Suspicion of poisoning has been rather common in Nigeria’s story, and Shehu Musa, Yar’Adua’s elder brother, was believed to have been killed by poisoning in jail as also it is believed late president elect MKO Abiola was.
Yar’Adua’s wife, Turai is also reported to have believed her husband was poisoned, and this was done to speed up his death. [Fresh Facts, May 2010: “They Killed Yar’Adua”].
When the Goodluck Jonathan administration took over, during a valedictory session in Yar’Adua’s honour, a motion to investigate the conditions of Yar’Adua’s death was raised by senators who alleged that the circumstances leading to the death of Yar’Adua were suspicious, but this motion to probe did not pass the floor and so this possibility was never investigated.

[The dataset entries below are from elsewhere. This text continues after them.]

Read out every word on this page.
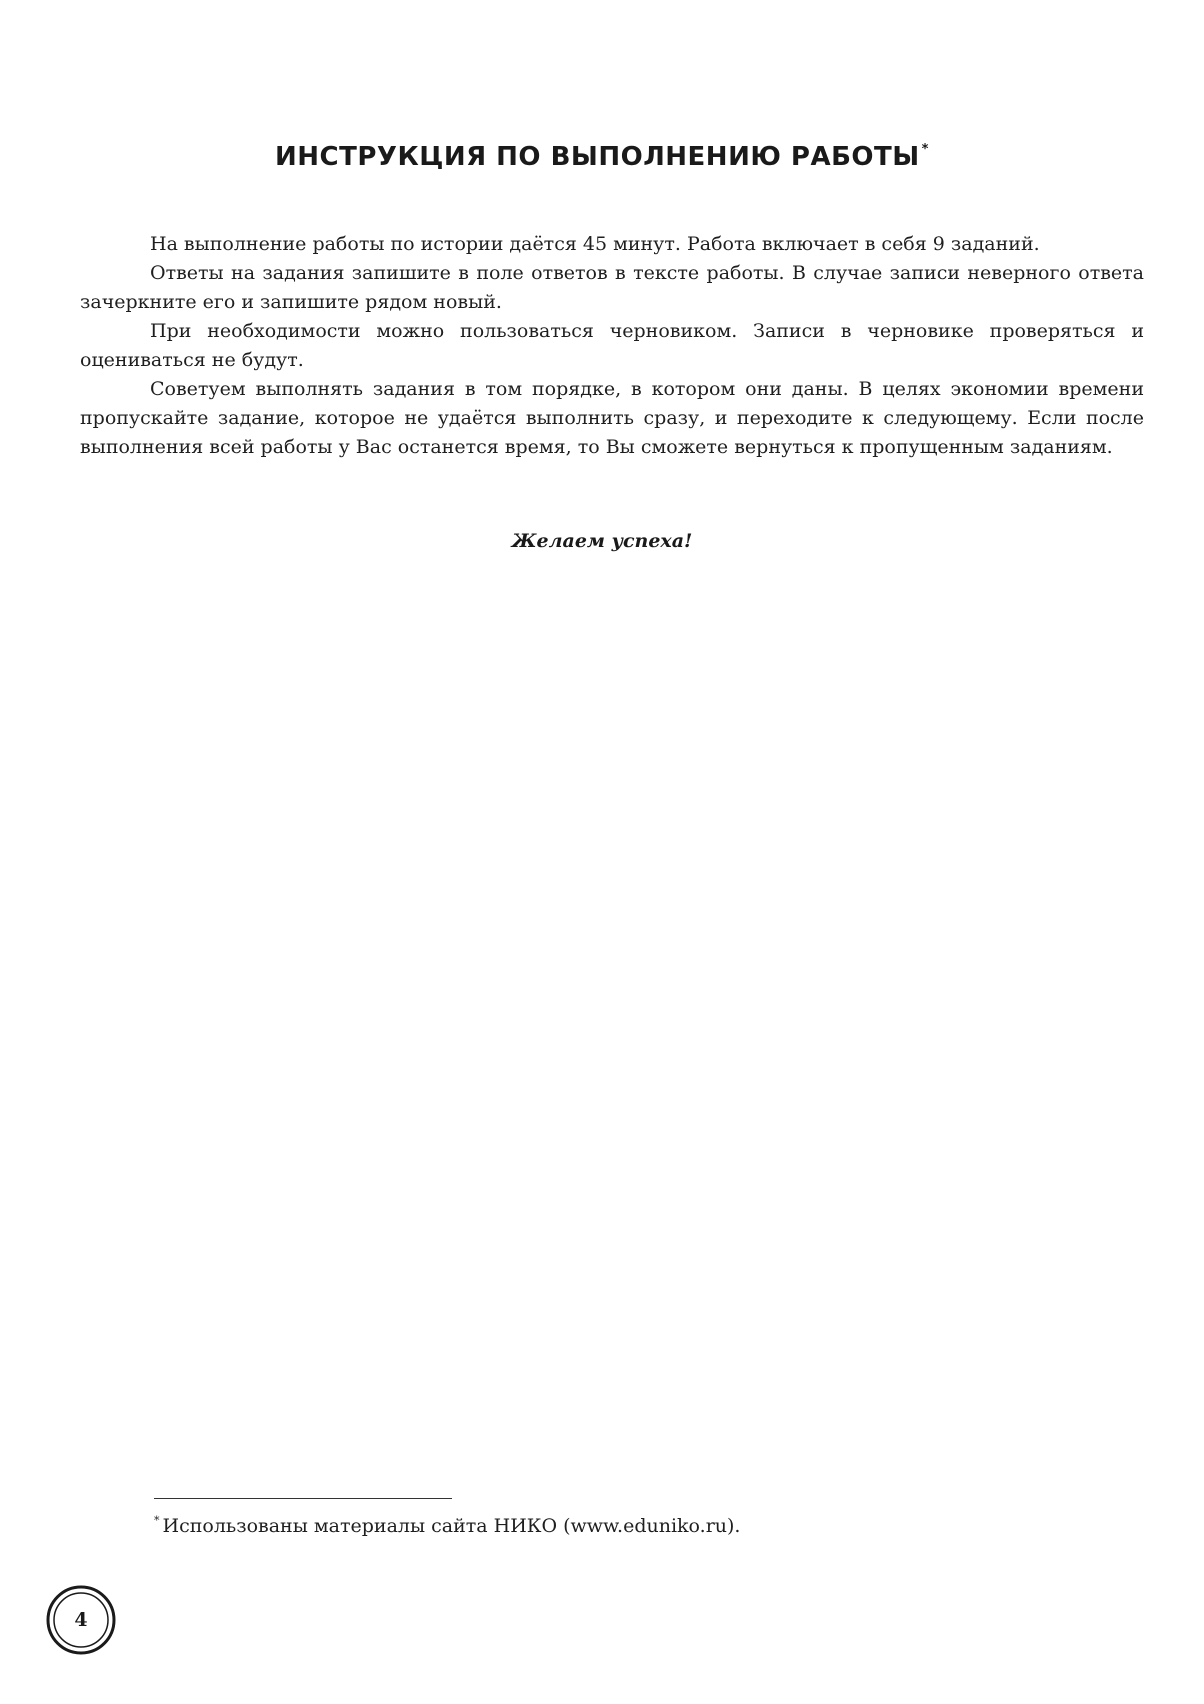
ИНСТРУКЦИЯ ПО ВЫПОЛНЕНИЮ РАБОТЫ *

На выполнение работы по истории даётся 45 минут. Работа включает в себя 9 заданий.

Ответы на задания запишите в поле ответов в тексте работы. В случае записи неверного ответа зачеркните его и запишите рядом новый.

При необходимости можно пользоваться черновиком. Записи в черновике проверяться и оцениваться не будут.

Советуем выполнять задания в том порядке, в котором они даны. В целях экономии времени пропускайте задание, которое не удаётся выполнить сразу, и переходите к следующему. Если после выполнения всей работы у Вас останется время, то Вы сможете вернуться к пропущенным заданиям.

Желаем успеха!
* Использованы материалы сайта НИКО (www.eduniko.ru).
4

With the death of Yar’Adua, his deputy, Goodluck Ebele Jonathan took over the presidency and things pretty much went back to how they were in the Obasanjo years… or actually worse. Boko Haram recouped and resumed in full swing, MEND and MEND related terrorists including a revised form as oil bunkerers, high sea pirates and pro-presidency thugs, got reactivated to hold the nation to ransom, with terror reigning supreme from north to south; and fraudulent, non-people beneficial cabal-privatization (cabalization) and corruption were the order of the day. Unlike the Obasanjo administration, recognized for utilizing the EFCC at least for witch hunting the corrupt in bad taste with the president, the EFCC was practically retired to petty cases and authority grand robbery with impunity reigned.
I believe one can admit late President Umaru Musa Yar’Adua to the fold of late General Murtala Mohammed and Idiagbon/Buhari, whose regimes were marked by total intolerance to corruption and also marked by their assassinations during rule and after (as happened in the case of late general Tunde Idiagbon who was poisoned in Abuja in early 1999, paving the path for the return of Obasanjo by NSA Gusau and Babangida).
Nigeria’s political parties, APC, PDP and the rest can yet find another Murtala, Idiagbon/Buhari or Yar’Adua to restore sanity, decency and global respect to the nation.